Meet AAS Keynote Speaker Prof. Mario Jurić

Prof. Mario Jurić will deliver a keynote address at the American Astronomical Society (AAS) meeting, as reported by Astrobites on June 14, 2026. Jurić specializes in computational astrophysics, using massive datasets to map the large-scale structure of the universe and analyze the distribution of galaxies to understand cosmic evolution.

The selection of Jurić as a keynote speaker highlights the increasing reliance on data science and high-performance computing within the astronomical community. His work primarily centers on the intersection of physics and large-scale data analysis, moving astronomy away from individual observation toward systemic, algorithmic discovery.

What is Prof. Mario Jurić’s contribution to astrophysics?

Mario Jurić is a leading figure in the study of the large-scale structure of the universe. According to his academic record and research publications, he has been a key contributor to the Sloan Digital Sky Survey (SDSS), one of the most influential projects in the history of astronomy. The SDSS created detailed 3D maps of the universe by measuring the positions and redshifts of millions of galaxies.

Jurić’s research focuses on how galaxies are distributed across space. He uses these patterns to study baryon acoustic oscillations, which are regular, periodic fluctuations in the density of the visible baryonic matter of the universe. These oscillations serve as a “standard ruler” for astronomers, allowing them to measure the expansion history of the cosmos and the influence of dark energy.

He’s known for developing the computational tools necessary to process these vast amounts of data. This involves creating algorithms that can distinguish between actual cosmic structures and noise or artifacts in the data, a process that requires deep expertise in both astrophysics and computer science.

How does computational astronomy use big data?

Modern astronomy has shifted from the era of the “lone observer” to the era of “big data.” The volume of information generated by surveys like the SDSS or the newer Vera C. Rubin Observatory is too large for human analysts to process manually. According to technical documentation from the SDSS, the project has mapped a significant portion of the sky, resulting in petabytes of data.

Computational astrophysicists like Jurić utilize several specific technologies to handle this load:

• High-Performance Computing (HPC): Utilizing supercomputer clusters to run complex simulations of galaxy formation and evolution.
• Machine Learning: Employing AI to automatically classify galaxies by morphology or identify rare celestial objects among millions of candidates.
• Data Pipelines: Building automated software sequences that clean raw telescope data, calibrate it, and prepare it for scientific analysis.

This approach allows researchers to test cosmological models against real-world observations. If a simulation of the universe’s growth matches the data mapped by Jurić and his colleagues, it provides evidence for the underlying physics, such as the Cold Dark Matter (CDM) model.

Why is the AAS keynote significant for the tech industry?

The American Astronomical Society is one of the largest professional organizations for astronomers in the world. Placing a computational expert in a keynote position signals a shift in priority. It recognizes that the next major breakthroughs in space science will likely come from software and algorithmic innovation rather than just larger mirrors or more sensitive lenses.

This transition mirrors developments in other scientific fields, such as genomics, where the primary challenge is no longer gathering data but interpreting it. The tools Jurić uses for cosmic mapping share a lineage with the big data tools used in finance and cybersecurity, specifically in pattern recognition and anomaly detection.

By highlighting Jurić’s work, the AAS acknowledges that the “digital twin” of the universe—a comprehensive computer simulation that matches observable reality—is a primary goal of modern physics. This requires a fusion of theoretical physics and advanced software engineering.

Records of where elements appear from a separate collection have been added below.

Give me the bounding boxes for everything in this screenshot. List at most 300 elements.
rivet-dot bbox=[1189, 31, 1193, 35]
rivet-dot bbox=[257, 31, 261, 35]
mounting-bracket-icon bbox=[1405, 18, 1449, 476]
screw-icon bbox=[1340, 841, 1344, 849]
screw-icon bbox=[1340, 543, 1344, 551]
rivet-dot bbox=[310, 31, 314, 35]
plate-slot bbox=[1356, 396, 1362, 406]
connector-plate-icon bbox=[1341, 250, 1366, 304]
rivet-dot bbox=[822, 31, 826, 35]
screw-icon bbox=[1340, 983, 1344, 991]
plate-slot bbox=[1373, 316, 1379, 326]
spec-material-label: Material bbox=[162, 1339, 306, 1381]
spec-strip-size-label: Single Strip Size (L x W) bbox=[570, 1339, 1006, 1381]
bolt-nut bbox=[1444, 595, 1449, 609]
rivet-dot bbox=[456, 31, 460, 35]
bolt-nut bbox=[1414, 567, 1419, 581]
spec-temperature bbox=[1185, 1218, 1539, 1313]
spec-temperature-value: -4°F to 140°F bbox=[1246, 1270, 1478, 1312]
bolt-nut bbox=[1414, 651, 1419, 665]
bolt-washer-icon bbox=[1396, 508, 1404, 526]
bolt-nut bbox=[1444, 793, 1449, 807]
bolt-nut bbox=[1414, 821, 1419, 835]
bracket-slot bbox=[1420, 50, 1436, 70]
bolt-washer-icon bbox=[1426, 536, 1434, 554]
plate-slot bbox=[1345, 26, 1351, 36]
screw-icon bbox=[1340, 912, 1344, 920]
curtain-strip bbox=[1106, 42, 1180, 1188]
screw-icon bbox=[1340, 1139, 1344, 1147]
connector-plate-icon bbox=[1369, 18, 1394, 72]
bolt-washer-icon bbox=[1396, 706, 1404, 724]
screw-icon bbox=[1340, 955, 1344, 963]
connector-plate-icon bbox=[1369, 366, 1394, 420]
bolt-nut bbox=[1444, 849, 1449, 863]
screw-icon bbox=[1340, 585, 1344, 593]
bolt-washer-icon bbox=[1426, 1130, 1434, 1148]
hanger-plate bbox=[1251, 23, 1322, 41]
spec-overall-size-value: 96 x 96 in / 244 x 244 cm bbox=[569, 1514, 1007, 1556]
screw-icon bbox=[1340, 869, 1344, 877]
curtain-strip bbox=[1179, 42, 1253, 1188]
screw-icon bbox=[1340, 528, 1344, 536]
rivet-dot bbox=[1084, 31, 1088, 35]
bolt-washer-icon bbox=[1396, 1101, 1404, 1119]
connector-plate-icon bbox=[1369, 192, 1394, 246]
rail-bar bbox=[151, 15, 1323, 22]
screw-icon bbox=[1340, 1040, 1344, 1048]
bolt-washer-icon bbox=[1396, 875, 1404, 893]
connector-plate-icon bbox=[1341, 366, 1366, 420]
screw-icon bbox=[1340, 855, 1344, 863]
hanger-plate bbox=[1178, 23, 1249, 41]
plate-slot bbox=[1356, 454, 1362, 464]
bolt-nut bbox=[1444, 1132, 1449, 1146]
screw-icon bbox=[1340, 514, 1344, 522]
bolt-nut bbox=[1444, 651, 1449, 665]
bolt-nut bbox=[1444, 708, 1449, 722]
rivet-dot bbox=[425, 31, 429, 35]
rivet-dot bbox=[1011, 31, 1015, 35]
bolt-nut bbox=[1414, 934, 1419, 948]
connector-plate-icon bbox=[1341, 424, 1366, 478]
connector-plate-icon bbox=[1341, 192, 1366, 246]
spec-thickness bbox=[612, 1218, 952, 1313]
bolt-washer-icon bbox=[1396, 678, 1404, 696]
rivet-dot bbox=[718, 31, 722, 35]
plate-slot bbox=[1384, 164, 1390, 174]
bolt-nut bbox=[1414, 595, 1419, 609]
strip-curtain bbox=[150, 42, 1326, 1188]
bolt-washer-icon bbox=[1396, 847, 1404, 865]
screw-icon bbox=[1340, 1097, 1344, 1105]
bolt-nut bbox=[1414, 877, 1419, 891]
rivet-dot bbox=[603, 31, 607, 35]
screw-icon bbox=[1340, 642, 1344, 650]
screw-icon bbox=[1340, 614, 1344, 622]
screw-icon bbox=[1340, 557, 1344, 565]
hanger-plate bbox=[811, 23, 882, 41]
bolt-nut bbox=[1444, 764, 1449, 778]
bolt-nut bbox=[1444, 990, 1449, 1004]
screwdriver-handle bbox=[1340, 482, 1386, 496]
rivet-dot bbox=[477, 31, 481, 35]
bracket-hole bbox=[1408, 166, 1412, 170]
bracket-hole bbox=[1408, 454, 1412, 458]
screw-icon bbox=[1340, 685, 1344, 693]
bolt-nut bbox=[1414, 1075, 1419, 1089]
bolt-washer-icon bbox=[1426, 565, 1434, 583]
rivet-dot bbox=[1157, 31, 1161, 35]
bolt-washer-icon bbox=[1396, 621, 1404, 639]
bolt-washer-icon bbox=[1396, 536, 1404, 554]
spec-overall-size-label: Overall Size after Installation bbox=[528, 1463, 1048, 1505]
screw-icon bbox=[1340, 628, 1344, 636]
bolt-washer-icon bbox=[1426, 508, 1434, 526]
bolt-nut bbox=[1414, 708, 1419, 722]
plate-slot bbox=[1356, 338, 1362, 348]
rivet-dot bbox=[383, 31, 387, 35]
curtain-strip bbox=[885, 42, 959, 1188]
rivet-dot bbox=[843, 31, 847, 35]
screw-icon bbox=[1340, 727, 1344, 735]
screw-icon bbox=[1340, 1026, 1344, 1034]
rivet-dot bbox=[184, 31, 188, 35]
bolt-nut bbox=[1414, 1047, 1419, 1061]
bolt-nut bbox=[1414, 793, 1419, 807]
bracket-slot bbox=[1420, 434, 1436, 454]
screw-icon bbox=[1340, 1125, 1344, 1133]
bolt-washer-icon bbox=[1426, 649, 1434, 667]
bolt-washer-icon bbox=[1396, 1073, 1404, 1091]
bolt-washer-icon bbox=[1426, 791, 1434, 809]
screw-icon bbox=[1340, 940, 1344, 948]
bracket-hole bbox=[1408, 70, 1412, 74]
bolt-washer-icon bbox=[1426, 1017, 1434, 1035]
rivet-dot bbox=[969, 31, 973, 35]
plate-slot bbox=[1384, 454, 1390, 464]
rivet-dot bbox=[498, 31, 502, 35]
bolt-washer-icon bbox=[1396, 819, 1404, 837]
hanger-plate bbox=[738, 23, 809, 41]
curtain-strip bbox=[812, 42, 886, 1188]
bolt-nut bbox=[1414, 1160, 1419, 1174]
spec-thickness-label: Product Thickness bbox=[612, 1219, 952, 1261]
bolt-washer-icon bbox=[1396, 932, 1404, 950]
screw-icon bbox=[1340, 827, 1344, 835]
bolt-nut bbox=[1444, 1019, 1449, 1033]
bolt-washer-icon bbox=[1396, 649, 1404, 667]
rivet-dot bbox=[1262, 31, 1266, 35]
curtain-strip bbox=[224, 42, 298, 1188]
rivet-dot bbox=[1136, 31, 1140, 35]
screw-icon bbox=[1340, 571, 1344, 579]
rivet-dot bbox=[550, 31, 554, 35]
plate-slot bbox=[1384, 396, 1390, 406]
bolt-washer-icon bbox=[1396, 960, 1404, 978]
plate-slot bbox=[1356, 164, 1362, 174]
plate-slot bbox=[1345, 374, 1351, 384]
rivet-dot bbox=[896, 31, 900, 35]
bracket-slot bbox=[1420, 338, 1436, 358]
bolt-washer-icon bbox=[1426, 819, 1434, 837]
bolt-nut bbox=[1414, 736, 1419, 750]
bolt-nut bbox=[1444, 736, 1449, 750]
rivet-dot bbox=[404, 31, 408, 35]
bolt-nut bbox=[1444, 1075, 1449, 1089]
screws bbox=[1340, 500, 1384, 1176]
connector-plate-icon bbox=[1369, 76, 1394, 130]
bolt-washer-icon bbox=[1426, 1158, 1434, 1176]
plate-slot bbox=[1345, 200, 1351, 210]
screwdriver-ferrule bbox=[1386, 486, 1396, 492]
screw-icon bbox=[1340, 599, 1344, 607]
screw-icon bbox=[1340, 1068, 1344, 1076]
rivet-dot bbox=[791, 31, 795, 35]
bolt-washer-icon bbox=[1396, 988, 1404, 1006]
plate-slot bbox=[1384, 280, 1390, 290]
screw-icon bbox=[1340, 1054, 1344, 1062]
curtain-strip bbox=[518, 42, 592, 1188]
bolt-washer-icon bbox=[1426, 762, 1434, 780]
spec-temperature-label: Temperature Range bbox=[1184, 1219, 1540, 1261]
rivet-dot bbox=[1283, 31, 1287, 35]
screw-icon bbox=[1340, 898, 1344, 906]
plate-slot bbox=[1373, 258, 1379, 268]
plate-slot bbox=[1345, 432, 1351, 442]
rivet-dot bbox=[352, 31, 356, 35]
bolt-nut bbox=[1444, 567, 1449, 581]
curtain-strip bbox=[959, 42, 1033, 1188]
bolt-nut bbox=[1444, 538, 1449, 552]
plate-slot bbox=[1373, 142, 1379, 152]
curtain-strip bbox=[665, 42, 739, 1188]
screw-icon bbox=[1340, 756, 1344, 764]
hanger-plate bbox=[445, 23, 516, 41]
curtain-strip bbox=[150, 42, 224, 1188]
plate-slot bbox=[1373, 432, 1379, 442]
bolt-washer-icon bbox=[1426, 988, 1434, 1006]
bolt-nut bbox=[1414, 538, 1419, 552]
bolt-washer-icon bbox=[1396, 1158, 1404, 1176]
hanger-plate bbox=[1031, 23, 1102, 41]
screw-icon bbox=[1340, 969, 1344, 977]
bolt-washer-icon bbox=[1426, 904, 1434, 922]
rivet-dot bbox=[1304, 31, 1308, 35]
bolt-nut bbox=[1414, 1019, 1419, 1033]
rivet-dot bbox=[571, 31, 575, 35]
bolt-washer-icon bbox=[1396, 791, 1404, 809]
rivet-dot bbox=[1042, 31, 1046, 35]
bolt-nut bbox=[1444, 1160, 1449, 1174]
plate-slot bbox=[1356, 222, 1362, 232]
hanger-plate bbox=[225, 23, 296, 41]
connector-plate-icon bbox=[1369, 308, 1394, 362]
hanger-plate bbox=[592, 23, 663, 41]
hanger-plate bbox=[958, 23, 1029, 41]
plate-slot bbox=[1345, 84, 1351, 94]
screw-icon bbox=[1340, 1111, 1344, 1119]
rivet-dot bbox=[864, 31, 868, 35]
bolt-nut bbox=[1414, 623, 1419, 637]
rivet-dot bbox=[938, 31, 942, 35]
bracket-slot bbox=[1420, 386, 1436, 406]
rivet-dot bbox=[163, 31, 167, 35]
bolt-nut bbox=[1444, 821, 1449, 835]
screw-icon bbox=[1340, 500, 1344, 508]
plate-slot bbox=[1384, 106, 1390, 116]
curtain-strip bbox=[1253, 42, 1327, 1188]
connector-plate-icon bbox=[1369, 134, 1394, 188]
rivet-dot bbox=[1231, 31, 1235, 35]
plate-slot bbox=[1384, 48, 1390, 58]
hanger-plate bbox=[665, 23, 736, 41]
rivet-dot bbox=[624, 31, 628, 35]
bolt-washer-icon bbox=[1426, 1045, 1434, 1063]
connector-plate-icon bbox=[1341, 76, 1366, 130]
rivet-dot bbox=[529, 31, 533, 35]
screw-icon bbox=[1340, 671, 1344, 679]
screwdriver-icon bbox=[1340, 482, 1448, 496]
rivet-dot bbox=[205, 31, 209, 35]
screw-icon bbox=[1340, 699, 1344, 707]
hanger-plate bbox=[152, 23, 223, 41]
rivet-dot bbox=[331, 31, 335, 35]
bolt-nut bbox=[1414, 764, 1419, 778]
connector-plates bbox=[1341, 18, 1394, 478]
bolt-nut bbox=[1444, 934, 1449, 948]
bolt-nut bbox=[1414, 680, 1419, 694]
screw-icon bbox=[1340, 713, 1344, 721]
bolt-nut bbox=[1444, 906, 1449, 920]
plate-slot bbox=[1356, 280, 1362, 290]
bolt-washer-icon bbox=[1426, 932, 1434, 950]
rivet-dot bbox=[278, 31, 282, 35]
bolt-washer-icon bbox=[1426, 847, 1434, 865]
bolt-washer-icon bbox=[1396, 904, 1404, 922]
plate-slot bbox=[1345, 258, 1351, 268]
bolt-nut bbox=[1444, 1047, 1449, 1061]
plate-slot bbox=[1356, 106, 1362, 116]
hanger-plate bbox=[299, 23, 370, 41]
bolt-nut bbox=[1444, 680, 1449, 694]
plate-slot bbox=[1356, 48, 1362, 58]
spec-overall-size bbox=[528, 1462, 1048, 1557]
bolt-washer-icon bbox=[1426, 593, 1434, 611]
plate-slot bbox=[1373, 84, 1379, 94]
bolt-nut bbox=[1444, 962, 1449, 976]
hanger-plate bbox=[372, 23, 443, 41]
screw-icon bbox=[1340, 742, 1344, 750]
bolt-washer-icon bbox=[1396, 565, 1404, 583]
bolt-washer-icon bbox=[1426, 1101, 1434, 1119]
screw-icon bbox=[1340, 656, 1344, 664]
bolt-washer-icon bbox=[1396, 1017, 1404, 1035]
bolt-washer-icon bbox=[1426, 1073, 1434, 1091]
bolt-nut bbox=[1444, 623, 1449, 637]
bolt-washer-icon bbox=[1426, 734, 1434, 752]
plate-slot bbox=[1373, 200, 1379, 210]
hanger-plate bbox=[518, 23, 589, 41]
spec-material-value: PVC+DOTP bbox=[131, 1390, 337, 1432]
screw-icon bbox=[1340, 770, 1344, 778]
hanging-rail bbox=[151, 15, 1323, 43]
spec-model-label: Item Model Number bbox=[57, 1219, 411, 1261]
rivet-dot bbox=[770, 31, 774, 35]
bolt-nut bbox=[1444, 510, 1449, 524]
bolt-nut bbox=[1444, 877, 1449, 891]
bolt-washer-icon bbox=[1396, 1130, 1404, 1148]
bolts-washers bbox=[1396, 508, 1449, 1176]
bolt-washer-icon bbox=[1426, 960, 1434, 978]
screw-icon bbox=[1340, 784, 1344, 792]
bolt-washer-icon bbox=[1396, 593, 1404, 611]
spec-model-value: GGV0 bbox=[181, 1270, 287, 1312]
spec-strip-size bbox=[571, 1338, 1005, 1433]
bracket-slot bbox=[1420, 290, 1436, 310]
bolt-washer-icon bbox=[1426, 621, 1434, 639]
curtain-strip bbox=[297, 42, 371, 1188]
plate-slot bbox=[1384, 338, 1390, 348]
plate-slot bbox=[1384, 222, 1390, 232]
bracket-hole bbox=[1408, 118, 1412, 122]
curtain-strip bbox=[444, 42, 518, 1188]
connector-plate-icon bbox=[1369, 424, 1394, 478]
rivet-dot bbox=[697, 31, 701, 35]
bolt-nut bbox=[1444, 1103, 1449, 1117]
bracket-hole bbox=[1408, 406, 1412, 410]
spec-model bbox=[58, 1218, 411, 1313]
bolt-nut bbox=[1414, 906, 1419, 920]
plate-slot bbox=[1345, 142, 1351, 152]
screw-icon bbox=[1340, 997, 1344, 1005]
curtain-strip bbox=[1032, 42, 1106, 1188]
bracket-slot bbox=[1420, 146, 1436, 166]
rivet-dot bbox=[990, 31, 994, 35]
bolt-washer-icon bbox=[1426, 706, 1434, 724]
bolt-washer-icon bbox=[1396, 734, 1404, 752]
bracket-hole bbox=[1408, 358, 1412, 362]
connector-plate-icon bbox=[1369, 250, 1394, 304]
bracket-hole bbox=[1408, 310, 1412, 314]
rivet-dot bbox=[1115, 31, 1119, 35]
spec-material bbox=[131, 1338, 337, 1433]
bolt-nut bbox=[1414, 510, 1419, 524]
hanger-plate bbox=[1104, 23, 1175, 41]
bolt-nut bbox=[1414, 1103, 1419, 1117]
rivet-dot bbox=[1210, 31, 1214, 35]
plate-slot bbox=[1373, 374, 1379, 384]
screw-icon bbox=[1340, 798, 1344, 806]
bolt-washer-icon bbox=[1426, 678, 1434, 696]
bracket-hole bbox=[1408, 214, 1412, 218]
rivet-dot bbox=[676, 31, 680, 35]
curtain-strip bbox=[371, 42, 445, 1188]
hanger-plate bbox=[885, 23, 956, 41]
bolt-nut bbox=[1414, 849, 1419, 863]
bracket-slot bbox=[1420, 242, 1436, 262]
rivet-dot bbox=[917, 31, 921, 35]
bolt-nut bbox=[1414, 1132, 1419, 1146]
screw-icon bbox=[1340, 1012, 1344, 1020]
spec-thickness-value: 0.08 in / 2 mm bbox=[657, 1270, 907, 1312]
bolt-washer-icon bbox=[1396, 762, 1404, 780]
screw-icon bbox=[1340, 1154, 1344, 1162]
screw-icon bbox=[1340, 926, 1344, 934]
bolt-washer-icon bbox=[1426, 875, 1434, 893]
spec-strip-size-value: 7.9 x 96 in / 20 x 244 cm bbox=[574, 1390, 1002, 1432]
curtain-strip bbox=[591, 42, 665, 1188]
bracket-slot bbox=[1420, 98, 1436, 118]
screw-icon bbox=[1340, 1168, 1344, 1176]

What happens next in cosmic mapping?

The field is moving toward even larger surveys that will produce data at an unprecedented scale. The integration of AI will likely accelerate the discovery of “outliers”—objects that don’t fit current models—which often lead to new physics. Jurić’s expertise in managing the SDSS legacy prepares the community for these next-generation datasets.

Future developments will likely focus on reducing the “computational bottleneck,” where the time it takes to process data exceeds the time it takes to collect it. This will require more efficient algorithms and perhaps the adoption of specialized hardware, such as GPUs or TPUs, specifically tuned for astronomical data processing.